Uli wasn’t likely to hurt himself or anyone else, unless you counted drinking laudanum and painting with his own blood. Uli would continue splashing his hellish world onto canvases and Wilhelm was convinced this may be worse than actually hurting someone.

  Wilhelm hadn’t ever been this confused in his life. He was never hesitant or indecisive. He prided himself on this, pontificating loudly on these virtues, as people shielded from the consequences of their own actions are likely to do.

  His brother really was in trouble.

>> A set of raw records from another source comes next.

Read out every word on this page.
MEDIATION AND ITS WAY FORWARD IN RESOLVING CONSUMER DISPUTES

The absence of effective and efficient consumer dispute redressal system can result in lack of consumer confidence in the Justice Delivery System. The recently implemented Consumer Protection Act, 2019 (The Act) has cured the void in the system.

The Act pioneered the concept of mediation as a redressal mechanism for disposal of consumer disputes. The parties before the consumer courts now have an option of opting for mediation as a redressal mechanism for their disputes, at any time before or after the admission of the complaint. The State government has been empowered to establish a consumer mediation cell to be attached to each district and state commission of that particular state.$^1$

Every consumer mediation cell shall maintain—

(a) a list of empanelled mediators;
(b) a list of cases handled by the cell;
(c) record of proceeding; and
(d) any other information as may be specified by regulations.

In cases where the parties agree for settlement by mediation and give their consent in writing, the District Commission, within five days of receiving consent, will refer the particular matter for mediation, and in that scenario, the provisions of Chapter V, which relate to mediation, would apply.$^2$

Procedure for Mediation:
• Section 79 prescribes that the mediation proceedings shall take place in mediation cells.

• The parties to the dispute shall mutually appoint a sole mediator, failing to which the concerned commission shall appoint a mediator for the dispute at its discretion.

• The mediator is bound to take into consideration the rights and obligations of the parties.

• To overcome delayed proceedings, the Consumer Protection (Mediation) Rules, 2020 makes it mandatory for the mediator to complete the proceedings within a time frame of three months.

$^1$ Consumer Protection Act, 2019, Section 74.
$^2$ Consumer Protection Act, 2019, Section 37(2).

He wouldn’t get committed to an asylum because he wouldn’t do anything to attract the attention of anyone who could commit him. But Wilhelm was very, very convinced there was something fundamentally wrong with his paintings. Not wrong because they were ugly or offensive, not wrong because he was jealous of his brother’s talent, but wrong because they were dangerous. Wilhelm suspected they could injure the viewer or cause them to injure others. They were maddening.

  He thought about putting them all up on a wall and sitting in front of them, letting the visions wash over him. Yes, it would be maddening, but the madness would be liberating, it would show him truth, it would show him reality, it would show him…

  He shook his head. Just a few moments before they were hard to look at, now he wanted to hang them up and see if they did anything to his mind. What the hell was going on here? Suddenly, Wilhelm knew the answer. He must get a drink. He must go to his bedroom and open the bottle of whiskey and pour it straight.

  His mind was back in the hall, considering, confused, trying to put the pieces together, but his feet were carrying him to his room, to the liquor cabinet.

  When he got there, he slammed the door behind him with a bang, and put his back up against it as if he were being chased. He exhaled, inhaled, closed his eyes. He didn’t like the fact that his first instinct was to run and drink. He looked at his right hand. It was shaking badly now.

  He would have to drink, but needed to moderate. If he hit the hard stuff now… the results could be catastrophic. He laughed. Carsten was right. Just drink table wine. He ran to his liquor cabinet and searched madly through the bottles. Yes, here was one, unopened. He pulled out the cork and poured himself a tall glass and swallowed half in one gulp. He set the glass on top of the dresser and sat on the bed. He would pace himself. He needed that first drink to calm the jitters. And now he needed to wait for it to warm his blood.